Per sensibilizzare sull’argomento e tentare di smuovere le acque in ambito nazionale, L’Unione industriali di Confcommercio Palermo ha lanciato una petizione online contro l’aumento indiscriminato del costo dei biglietti aerei da e per la Sicilia. Antonio Lo Coco, il presidente dell’associazione, spiega che “Pagare circa 500 euro per un biglietto aereo di sola andata per Roma è fuori da ogni logica, e noi non vogliamo più subire passivamente una simile condizione di svantaggio”, e parla inoltre delle “difficoltà delle aziende che si trovano nella necessità di usufruire dei servizi aerei per i propri dipendenti e che sono costrette a registrare considerevoli costi di trasferta a discapito della competitività; o, peggio ancora, a rinunciare a spostamenti fuori sede dei propri collaboratori, rischiando pesanti contraccolpi sullo sviluppo dei volumi d’affari”.

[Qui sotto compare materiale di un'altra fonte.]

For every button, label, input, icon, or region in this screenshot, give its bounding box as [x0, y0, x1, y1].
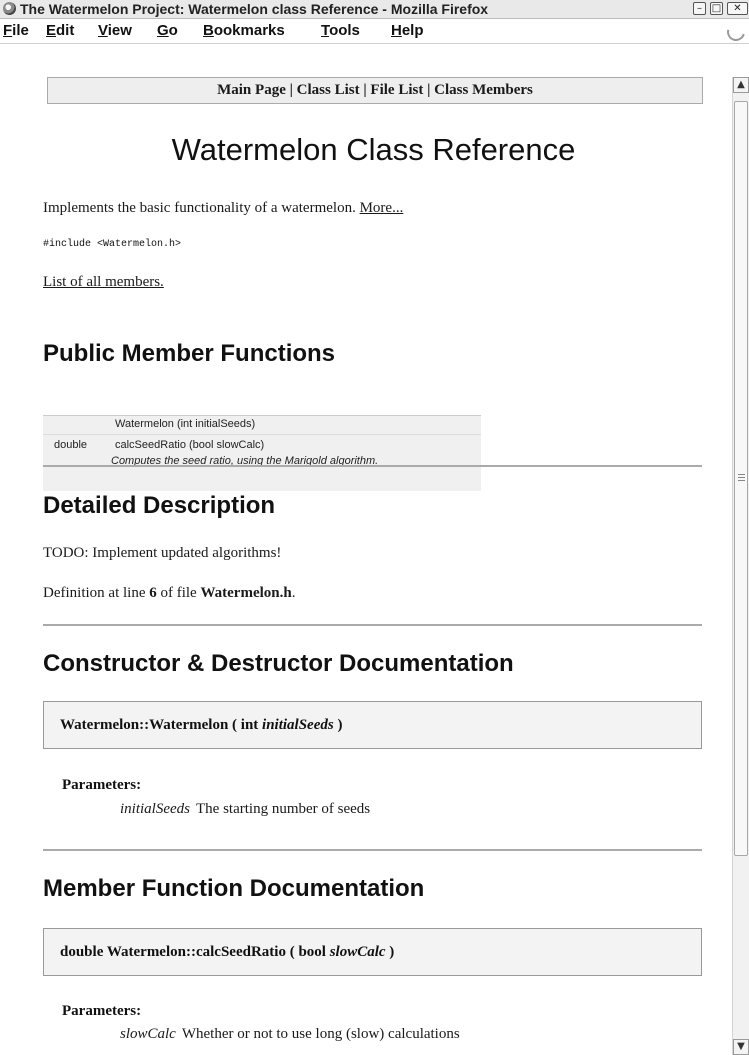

Come abbiamo visto, a rimetterci sono tutti: i fuorisede, le aziende, le regioni e, di conseguenza, l’economia nazionale. La classe politica del Paese deve necessariamente rendersi conto al più presto di questa emergenza, perché se non è riuscita a garantire ai giovani il diritto di restare, deve almeno lavorare su un diritto altrettanto importante: quello di tornare.